MEDIA DIALOG NEWS, Jakarta — Aktivis muda Muhammad Fithrat Irfan menyambangi kantor Forum Masyarakat Peduli Parlemen Indonesia (Formappi) di Matraman, Jakarta Timur, pada Kamis (12/6/2025). Dalam kunjungan tersebut, Irfan bertemu langsung dengan Ketua Formappi, Lucius Karus, untuk membahas dugaan praktik suap yang melibatkan 95 anggota Dewan Perwakilan Daerah Republik Indonesia (DPD RI).
Irfan menyampaikan bahwa pertemuan ini dilakukan sebagai bentuk silaturahmi sesama aktivis sekaligus meminta pandangan dari Formappi terkait situasi terkini di parlemen.

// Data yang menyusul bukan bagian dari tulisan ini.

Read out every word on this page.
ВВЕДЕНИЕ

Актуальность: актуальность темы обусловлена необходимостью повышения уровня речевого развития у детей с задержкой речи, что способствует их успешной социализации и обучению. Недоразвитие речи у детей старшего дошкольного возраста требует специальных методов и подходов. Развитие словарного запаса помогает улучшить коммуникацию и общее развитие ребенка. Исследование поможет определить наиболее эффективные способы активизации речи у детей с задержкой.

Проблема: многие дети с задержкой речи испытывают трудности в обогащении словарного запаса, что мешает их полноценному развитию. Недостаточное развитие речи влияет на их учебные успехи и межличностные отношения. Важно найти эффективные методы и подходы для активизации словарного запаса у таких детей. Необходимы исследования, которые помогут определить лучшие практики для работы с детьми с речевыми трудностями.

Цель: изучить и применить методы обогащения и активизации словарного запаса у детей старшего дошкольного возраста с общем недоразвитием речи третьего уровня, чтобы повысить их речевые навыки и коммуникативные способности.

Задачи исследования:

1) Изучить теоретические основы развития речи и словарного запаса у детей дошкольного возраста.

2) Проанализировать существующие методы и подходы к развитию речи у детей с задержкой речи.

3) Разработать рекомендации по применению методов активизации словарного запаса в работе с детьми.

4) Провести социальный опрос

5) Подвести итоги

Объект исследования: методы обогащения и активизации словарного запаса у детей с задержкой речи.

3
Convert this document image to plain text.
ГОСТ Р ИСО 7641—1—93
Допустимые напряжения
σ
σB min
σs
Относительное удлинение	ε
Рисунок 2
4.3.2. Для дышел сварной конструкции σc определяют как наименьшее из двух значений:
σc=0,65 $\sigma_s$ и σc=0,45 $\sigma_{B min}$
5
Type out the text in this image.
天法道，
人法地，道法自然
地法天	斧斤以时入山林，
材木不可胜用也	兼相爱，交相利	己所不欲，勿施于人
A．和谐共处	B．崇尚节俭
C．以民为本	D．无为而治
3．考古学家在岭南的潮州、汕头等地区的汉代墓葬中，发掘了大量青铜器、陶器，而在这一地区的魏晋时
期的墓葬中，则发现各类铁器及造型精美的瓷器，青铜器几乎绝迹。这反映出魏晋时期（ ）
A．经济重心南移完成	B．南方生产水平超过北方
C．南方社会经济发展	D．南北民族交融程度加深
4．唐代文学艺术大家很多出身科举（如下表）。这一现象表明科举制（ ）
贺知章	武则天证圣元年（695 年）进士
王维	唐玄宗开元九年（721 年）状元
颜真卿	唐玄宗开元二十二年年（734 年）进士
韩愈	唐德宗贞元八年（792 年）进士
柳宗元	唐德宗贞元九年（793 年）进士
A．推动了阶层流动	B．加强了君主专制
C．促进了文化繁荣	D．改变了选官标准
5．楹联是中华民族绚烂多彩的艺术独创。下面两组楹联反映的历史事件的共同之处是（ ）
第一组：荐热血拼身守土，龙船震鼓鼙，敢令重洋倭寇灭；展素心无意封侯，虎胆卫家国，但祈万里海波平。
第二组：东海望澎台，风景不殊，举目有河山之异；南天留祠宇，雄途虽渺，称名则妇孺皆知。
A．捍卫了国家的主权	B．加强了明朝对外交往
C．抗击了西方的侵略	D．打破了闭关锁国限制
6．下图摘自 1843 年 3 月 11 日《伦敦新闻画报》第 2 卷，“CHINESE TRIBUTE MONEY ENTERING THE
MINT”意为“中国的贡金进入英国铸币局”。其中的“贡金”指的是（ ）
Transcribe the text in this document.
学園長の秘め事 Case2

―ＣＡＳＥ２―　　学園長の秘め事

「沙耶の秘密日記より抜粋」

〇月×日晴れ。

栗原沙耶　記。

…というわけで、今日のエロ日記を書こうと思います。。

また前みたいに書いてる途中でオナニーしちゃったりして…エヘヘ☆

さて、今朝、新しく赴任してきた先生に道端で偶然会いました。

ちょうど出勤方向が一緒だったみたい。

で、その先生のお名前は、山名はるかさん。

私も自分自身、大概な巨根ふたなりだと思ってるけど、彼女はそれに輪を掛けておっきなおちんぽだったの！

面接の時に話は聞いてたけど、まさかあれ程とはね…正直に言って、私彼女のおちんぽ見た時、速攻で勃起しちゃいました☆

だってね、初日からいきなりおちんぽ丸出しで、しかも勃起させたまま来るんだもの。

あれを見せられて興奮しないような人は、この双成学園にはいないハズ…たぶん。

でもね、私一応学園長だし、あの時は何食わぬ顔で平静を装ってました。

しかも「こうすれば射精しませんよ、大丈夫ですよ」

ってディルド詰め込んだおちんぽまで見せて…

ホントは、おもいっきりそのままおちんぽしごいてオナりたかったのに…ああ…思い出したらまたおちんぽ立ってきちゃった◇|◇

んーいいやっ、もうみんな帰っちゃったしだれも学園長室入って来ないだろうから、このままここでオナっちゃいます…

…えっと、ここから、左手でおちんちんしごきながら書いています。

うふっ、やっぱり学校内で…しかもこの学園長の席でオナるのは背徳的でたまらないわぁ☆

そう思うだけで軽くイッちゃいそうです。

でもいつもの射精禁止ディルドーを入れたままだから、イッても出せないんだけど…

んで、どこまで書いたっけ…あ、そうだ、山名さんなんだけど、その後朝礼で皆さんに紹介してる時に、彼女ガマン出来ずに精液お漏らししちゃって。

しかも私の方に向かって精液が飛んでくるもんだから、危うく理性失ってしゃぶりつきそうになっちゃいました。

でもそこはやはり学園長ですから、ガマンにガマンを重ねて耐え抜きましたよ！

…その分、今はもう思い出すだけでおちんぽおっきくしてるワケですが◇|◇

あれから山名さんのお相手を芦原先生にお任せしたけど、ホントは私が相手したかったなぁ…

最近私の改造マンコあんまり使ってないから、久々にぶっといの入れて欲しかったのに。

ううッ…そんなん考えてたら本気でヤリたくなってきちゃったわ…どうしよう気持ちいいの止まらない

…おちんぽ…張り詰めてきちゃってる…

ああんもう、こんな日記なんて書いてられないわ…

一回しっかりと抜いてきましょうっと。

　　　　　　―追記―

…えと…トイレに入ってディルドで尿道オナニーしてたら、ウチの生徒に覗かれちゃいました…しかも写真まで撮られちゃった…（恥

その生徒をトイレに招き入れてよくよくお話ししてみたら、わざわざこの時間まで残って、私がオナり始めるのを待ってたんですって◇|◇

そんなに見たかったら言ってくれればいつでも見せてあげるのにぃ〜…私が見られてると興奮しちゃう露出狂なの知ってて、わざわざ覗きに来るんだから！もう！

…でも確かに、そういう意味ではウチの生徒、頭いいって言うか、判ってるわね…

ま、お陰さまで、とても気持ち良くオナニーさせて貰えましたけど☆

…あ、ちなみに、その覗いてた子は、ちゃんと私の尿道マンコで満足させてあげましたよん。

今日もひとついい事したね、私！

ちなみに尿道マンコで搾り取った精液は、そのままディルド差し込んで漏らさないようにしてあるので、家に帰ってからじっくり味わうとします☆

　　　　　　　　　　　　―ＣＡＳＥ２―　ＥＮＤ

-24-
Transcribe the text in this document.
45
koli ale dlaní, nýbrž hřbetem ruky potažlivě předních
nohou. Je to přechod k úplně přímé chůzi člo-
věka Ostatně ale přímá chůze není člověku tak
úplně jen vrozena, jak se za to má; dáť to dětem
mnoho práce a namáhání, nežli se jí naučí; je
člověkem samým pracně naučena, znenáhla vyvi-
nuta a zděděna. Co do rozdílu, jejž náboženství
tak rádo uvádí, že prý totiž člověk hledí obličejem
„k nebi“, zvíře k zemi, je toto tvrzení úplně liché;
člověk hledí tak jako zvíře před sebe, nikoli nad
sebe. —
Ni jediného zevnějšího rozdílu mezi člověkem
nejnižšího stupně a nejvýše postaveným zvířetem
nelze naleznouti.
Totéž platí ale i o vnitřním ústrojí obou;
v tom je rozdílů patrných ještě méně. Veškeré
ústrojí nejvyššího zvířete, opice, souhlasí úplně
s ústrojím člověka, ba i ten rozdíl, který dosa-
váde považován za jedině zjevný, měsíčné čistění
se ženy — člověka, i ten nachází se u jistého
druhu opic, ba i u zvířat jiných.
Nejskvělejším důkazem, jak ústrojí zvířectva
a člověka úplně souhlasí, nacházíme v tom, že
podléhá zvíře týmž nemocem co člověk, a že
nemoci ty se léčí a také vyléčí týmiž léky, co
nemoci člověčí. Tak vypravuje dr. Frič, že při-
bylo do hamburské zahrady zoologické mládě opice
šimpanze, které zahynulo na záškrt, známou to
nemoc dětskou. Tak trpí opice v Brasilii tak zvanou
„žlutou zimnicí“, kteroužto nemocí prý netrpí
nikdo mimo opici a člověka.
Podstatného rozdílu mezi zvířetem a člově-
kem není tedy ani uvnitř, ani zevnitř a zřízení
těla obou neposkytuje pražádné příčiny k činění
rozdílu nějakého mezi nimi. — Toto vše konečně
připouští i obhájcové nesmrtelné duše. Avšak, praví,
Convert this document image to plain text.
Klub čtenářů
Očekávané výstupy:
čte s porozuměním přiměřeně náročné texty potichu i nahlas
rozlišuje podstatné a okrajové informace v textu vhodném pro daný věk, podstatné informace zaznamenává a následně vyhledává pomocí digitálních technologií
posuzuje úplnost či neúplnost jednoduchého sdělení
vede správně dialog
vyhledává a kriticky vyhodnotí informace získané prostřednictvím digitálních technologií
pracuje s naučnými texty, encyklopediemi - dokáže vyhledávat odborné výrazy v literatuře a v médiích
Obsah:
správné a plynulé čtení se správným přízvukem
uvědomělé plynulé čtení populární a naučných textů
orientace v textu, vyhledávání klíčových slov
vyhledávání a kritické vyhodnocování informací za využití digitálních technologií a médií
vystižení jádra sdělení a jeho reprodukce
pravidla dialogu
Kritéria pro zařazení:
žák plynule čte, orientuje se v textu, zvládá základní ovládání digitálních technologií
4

“Di sini kita melihat semua kerusakan di semua sektor birokrasi. Terutama yang kita bahas, kalau lebih dari 95 senator DPD RI dari total 152 yang ada di sana itu sungguh memilukan. Kerusakan sumber daya manusia dan moral dari 95 senator DPD RI itu tidak bisa ditoleransi. Ini merupakan catatan buruk dalam sejarah parlemen tentang jumlah yang menerima rasuah dalam pemilihan pimpinan Ketua DPD RI dan Wakil Ketua MPR RI unsur DPD,” ujar Irfan.
Irfan mengungkapkan bahwa kasus ini semakin memprihatinkan karena adanya dugaan keterlibatan institusi negara dalam mengawal praktik politik uang dalam kontestasi pemilihan pimpinan DPD RI dan Wakil Ketua MPR RI dari unsur DPD. Ia menyebutkan bahwa nilai transaksi suap menyentuh jutaan dolar.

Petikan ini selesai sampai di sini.